Councilmember Nick Licata
Council President Richard Conlin
Councilmember Tim Burgess
Councilmember Jean Godden
Councilmember Tom Rasmussen
COUNCIL PASSES LOBBYIST REGISTRATION
New law will make government more transparent
SEATTLE— The Council, today, unanimously passed a new law that requires registration for paid lobbyists. Councilmember Nick Licata, the law’s sponsor, said, “This will make the process of attempting to influence City government much more transparent. The public deserves broad access to information concerning lobbyists.” The new law would require paid lobbyists to register with the Ethics and Elections Commission. Lobbyists would be required to reveal what issues they are petitioning the City about, who is employing them, and how much they are being paid.
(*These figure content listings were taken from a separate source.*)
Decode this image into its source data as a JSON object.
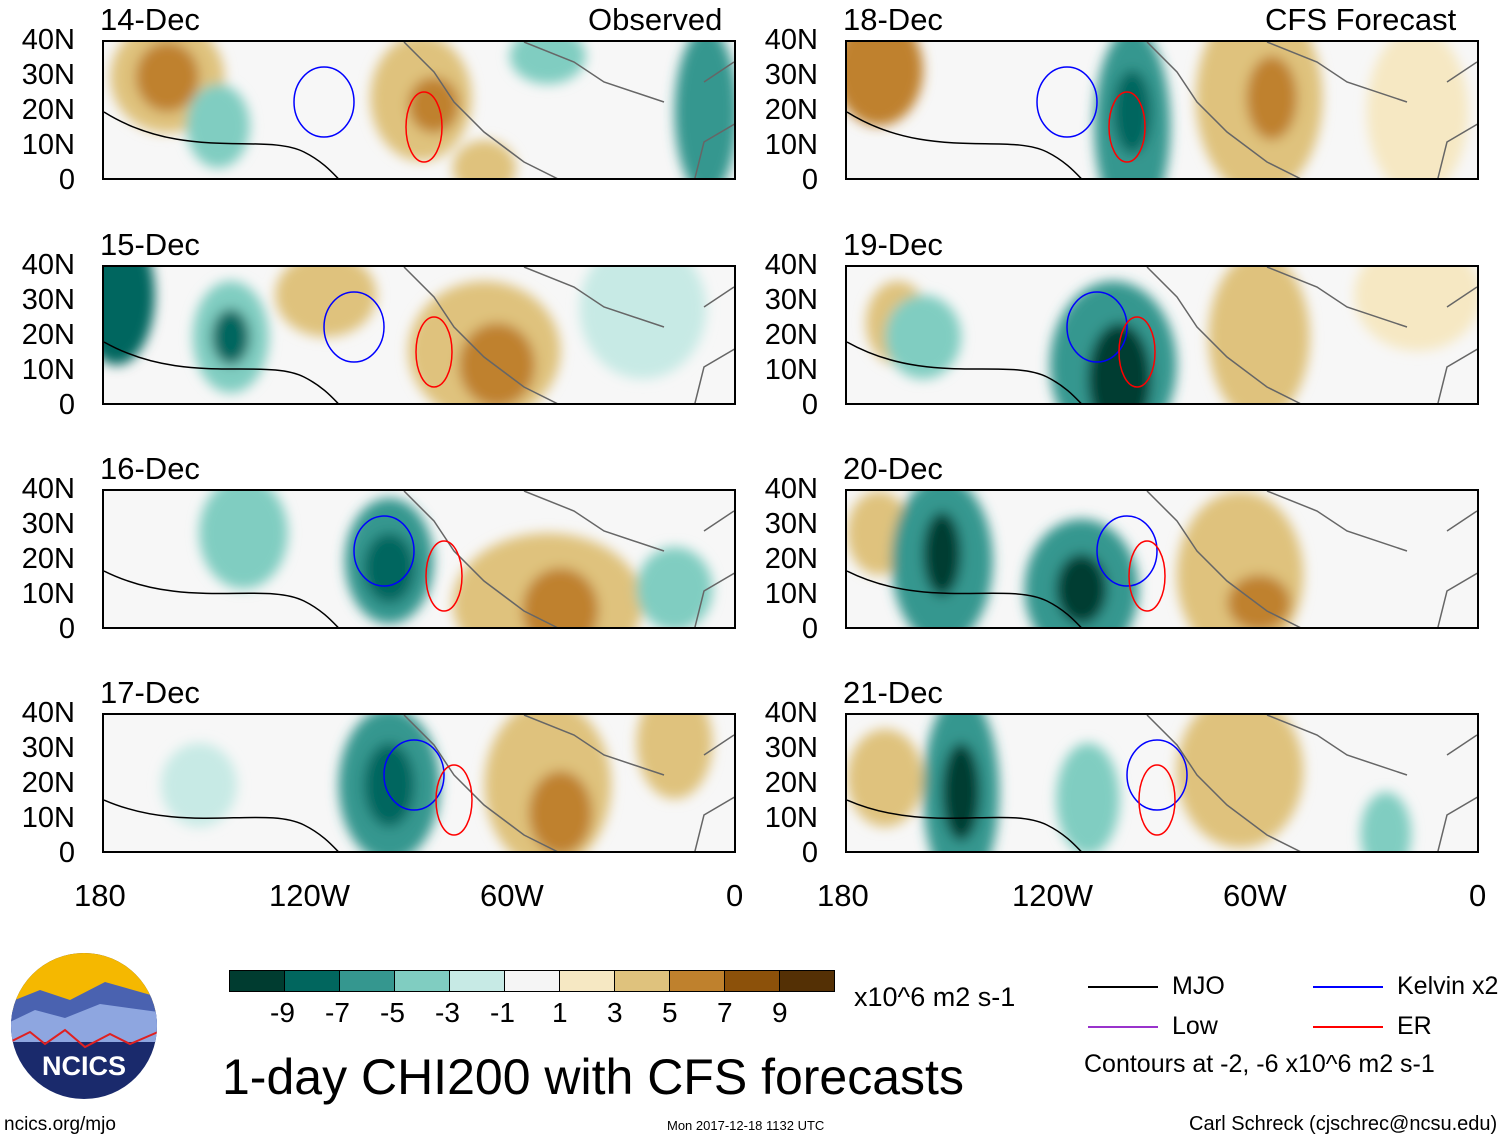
{
  "header": {
    "left_label": "Observed",
    "right_label": "CFS Forecast"
  },
  "panels_left": [
    {
      "date": "14-Dec"
    },
    {
      "date": "15-Dec"
    },
    {
      "date": "16-Dec"
    },
    {
      "date": "17-Dec"
    }
  ],
  "panels_right": [
    {
      "date": "18-Dec"
    },
    {
      "date": "19-Dec"
    },
    {
      "date": "20-Dec"
    },
    {
      "date": "21-Dec"
    }
  ],
  "lat_labels": [
    "40N",
    "30N",
    "20N",
    "10N",
    "0"
  ],
  "lon_labels": [
    "180",
    "120W",
    "60W",
    "0"
  ],
  "colorbar": {
    "colors": [
      "#003c30",
      "#01665e",
      "#35978f",
      "#80cdc1",
      "#c7eae5",
      "#f5f5f5",
      "#f6e8c3",
      "#dfc27d",
      "#bf812d",
      "#8c510a",
      "#543005"
    ],
    "ticks": [
      "-9",
      "-7",
      "-5",
      "-3",
      "-1",
      "1",
      "3",
      "5",
      "7",
      "9"
    ],
    "units": "x10^6 m2 s-1"
  },
  "legend": {
    "items": [
      {
        "label": "MJO",
        "color": "#000000"
      },
      {
        "label": "Kelvin x2",
        "color": "#0000ff"
      },
      {
        "label": "Low",
        "color": "#9933cc"
      },
      {
        "label": "ER",
        "color": "#ff0000"
      }
    ],
    "contours_note": "Contours at -2, -6 x10^6 m2 s-1"
  },
  "title": "1-day CHI200 with CFS forecasts",
  "logo_text": "NCICS",
  "footer": {
    "url": "ncics.org/mjo",
    "timestamp": "Mon 2017-12-18 1132 UTC",
    "author": "Carl Schreck (cjschrec@ncsu.edu)"
  }
}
Council President Richard Conlin said, “It is vital that Seattleites have as much access as possible to information on how City government makes decisions. This measure is another building block in constructing a more participatory political culture in the city.” Councilmember Tim Burgess, a co-sponsor of the legislation, said, “This is excellent legislation that will shine light on the lobbying activities of private-sector paid lobbyists and government employees who are hired as lobbyists.” Councilmember Tom Rasmussen said, “Opening up the process helps to ensure that the decisions the Council makes are in the public’s interest.” Councilmember Jean Godden said, “As a former journalist, I’m a staunch and longtime believer in openness in government. This is an important first step toward transparency.”
The new law requires paid lobbyists who lobby elected officials or their staff to register with the City if they lobby four times per quarter or more. The City of Seattle currently does not have a lobbyist registration ordinance, unlike Washington State, King County and most major cities in the United States. Seattle Ethics and Elections will enforce the ordinance, and will create an online directory for easy public access. Violators could be fined by up to $5,000.
From the time the Mayor signs it, the law will go into effect in 180 days, or 30 days after the Ethics and Elections Commission approves rules, whichever comes first, in order to allow Ethics and Elections sufficient time to develop the reporting forms, a website, and rules.
Councilmember Licata said, “This new law will encourage open government and citizen participation in that government.”